Verder ziet 50PLUS nog enkele andere hindernissen voor de realisatie van deze route.

De Wet Bedrijfspensioenfondsen (Bpf 2000) zal gewijzigd moeten worden. Dat is een fors traject. Lijkt het de staatsecretaris toch mogelijk dat wetswijziging vóór 1 januari 2017 haar beslag kan krijgen? Kan dit toegezegd worden?

Het Verbond van verzekeraars heeft er terecht op gewezen dat gewaakt moet worden voor kruissubsidiëring en een vermenging van de rollen van klant en eigenaar van de pensioenuitvoerder. Er moet, zoals verzekeraars stellen, voorkomen worden dat er zulke grote collectiviteiten ontstaan, dat wisselen van uitvoerder eigenlijk alléén nog maar theoretisch mogelijk is. Kan er niet potentieel misbruik van een héél sterke machtspositie ontstaan? Hoe voorkomen wij dat?

Wij vragen de staatssecretaris kortom grondig in te gaan op het vraagstuk van de marktwerking als bedrijfstakregelingen toegang krijgen tot het Algemeen Pensioenfonds. Kunnen verzekeraars bijvoorbeeld niet op achterstand komen in concurrentiekracht omdat zij de nauwe banden missen met sociale partners?

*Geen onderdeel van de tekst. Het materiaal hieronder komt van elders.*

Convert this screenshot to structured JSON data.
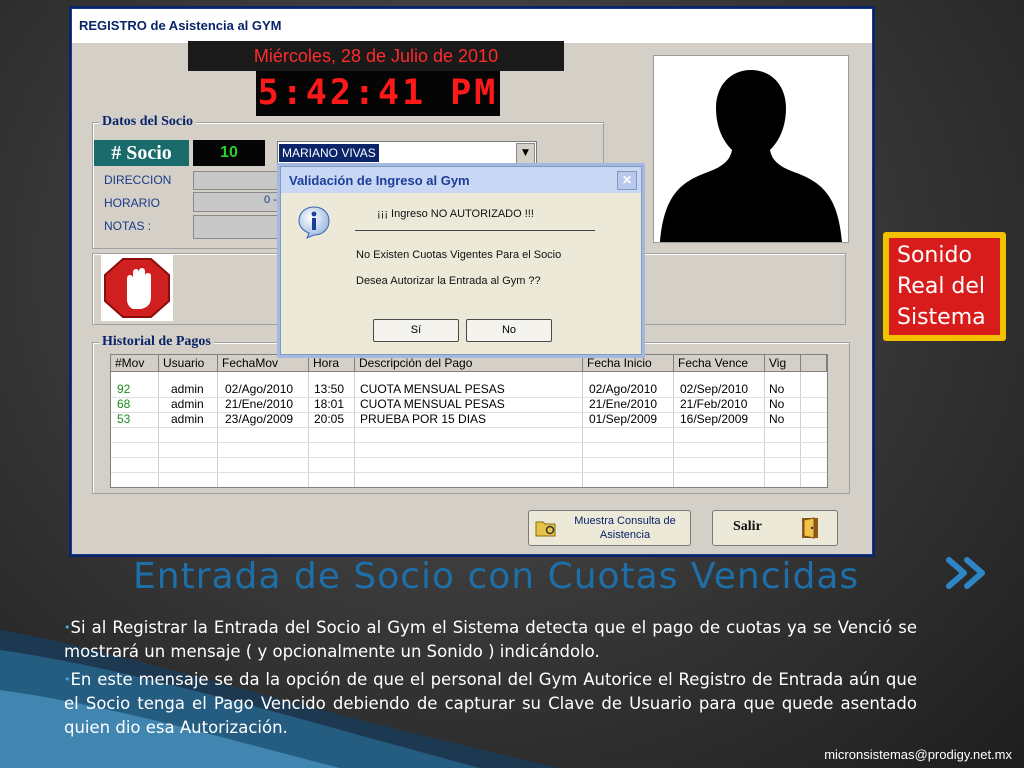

In het rapport van SEO economisch onderzoek lezen wij dat naar verwachting voldoende spelers op de markt overblijven voor effectieve concurrentie. Volgens het zelfde onderzoek echter, lijkt het waarschijnlijk dat een Algemeen Pensioenfonds dat een grote verplichtgestelde pensioenregeling uitvoert een kostenvoordeel heeft. Hoe groot dit voordeel is, is ‘onduidelijk’.

Vooral de opmerking in het rapport dat óók kleine spelers, zoals verzekeraars een goede marktpositie kunnen verwerven stelt niet geheel gerust. Er wordt gezegd: ‘Kleine spelers kunnen ‘nichespeler’ worden en op die manier ‘overleven’ in de markt. Dat klinkt allemaal mooi, maar is niet zonder risico. Kan de staatssecretaris haar visie hierop geven? Hoe is een goede marktwerking en voldoende concurrentie te waarborgen? Wettelijk goed waarborgen vindt 50PLUS noodzakelijk. Ook in het SEO rapport wordt hier op gewezen. Kan de staatssecretaris aangeven hoe zij waarborgen in kaart gaat brengen, en dit vorm gaat geven? Hoeveel tijd is daarvoor nodig?

50PLUS wil ook weten wat de route van verplichtstelling van de regeling betekent voor de governance. Hoe zal de rol van het bestuur er uit zien? Wie gaat er dan over de regeling? Wat blijft er over van de invloed van sociale partners, die nu nog invloed hebben in het bestuur? Houden werknemers bij een APF dezelfde bevoegdheden en zeggenschap? Hoe wordt de invloed van al deze spelers gewaarborgd?

Tot slot. Met de gemaakte kanttekeningen ziet 50PLUS in theorie kansen voor de genoemde aanpak om bedrijfstakpensioenregelingen te laten delen in de voordelen van een APF, maar 50PLUS wil niet, dat de grote verplichtstelling hierdoor gevaar loopt. Is de staatssecretaris dat met ons eens, en hoe wordt grote verplichtstelling in haar visie gewaarborgd?”